NEW YORK (Reuters) - U.S. stock index futures edged higher on Friday, with the S&P 500 set to close a fourth week of gains in five, ahead of key jobs market data and amid lingering tensions in Ukraine.
Russian President Vladimir Putin rebuffed a warning from U.S. President Barack Obama over Moscow's military intervention in Crimea, saying Russia could not ignore calls for help from Russian speakers in Ukraine.
After initially piling into assets deemed safe on Monday as tensions escalated over Crimea, investors have cautiously returned to stocks across the world. A gauge of global equities traded near a six-year high while the S&P 500 closed Thursday at a record.

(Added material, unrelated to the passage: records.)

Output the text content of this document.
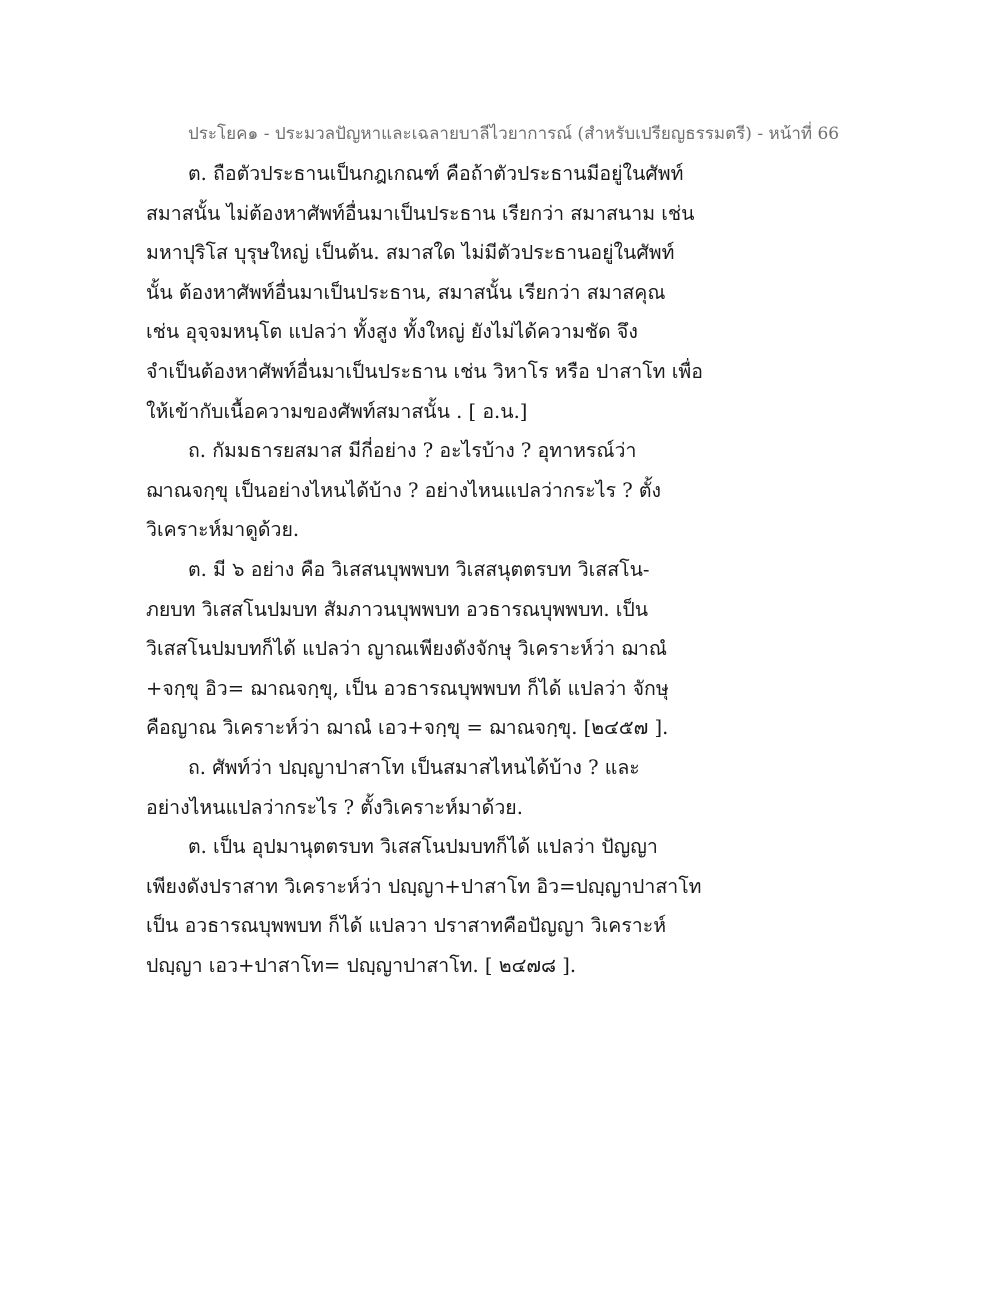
ประโยค๑ - ประมวลปัญหาและเฉลายบาลีไวยาการณ์ (สำหรับเปรียญธรรมตรี) - หน้าที่ 66
ต. ถือตัวประธานเป็นกฎเกณฑ์ คือถ้าตัวประธานมีอยู่ในศัพท์
สมาสนั้น ไม่ต้องหาศัพท์อื่นมาเป็นประธาน เรียกว่า สมาสนาม เช่น
มหาปุริโส บุรุษใหญ่ เป็นต้น. สมาสใด ไม่มีตัวประธานอยู่ในศัพท์
นั้น ต้องหาศัพท์อื่นมาเป็นประธาน, สมาสนั้น เรียกว่า สมาสคุณ
เช่น อุจฺจมหนฺโต แปลว่า ทั้งสูง ทั้งใหญ่ ยังไม่ได้ความชัด จึง
จำเป็นต้องหาศัพท์อื่นมาเป็นประธาน เช่น วิหาโร หรือ ปาสาโท เพื่อ
ให้เข้ากับเนื้อความของศัพท์สมาสนั้น . [ อ.น.]
ถ. กัมมธารยสมาส มีกี่อย่าง ? อะไรบ้าง ? อุทาหรณ์ว่า
ฌาณจกฺขุ เป็นอย่างไหนได้บ้าง ? อย่างไหนแปลว่ากระไร ? ตั้ง
วิเคราะห์มาดูด้วย.
ต. มี ๖ อย่าง คือ วิเสสนบุพพบท วิเสสนุตตรบท วิเสสโน-
ภยบท วิเสสโนปมบท สัมภาวนบุพพบท อวธารณบุพพบท. เป็น
วิเสสโนปมบทก็ได้ แปลว่า ญาณเพียงดังจักษุ วิเคราะห์ว่า ฌาณํ
+จกฺขุ อิว= ฌาณจกฺขุ, เป็น อวธารณบุพพบท ก็ได้ แปลว่า จักษุ
คือญาณ วิเคราะห์ว่า ฌาณํ เอว+จกฺขุ = ฌาณจกฺขุ. [๒๔๕๗ ].
ถ. ศัพท์ว่า ปญฺญาปาสาโท เป็นสมาสไหนได้บ้าง ? และ
อย่างไหนแปลว่ากระไร ? ตั้งวิเคราะห์มาด้วย.
ต. เป็น อุปมานุตตรบท วิเสสโนปมบทก็ได้ แปลว่า ปัญญา
เพียงดังปราสาท วิเคราะห์ว่า ปญฺญา+ปาสาโท อิว=ปญฺญาปาสาโท
เป็น อวธารณบุพพบท ก็ได้ แปลวา ปราสาทคือปัญญา วิเคราะห์
ปญฺญา เอว+ปาสาโท= ปญฺญาปาสาโท. [ ๒๔๗๘ ].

U.S. hiring likely picked up enough in February to keep the Federal Reserve on track in reducing its monetary stimulus. Payrolls probably increased by 149,000 last month, according to economists surveyed by Reuters, with the jobless rate holding at a five-year low of 6.6 percent. The data is due at 8:30 a.m. EST (1330 GMT).
S&P 500 e-mini futures rose 2 points and were above fair value, a formula that evaluates pricing by taking into account interest rates, dividends and time to expiration on the contract. Dow Jones industrial average futures rose 12 points and Nasdaq 100 futures added 2.5 points.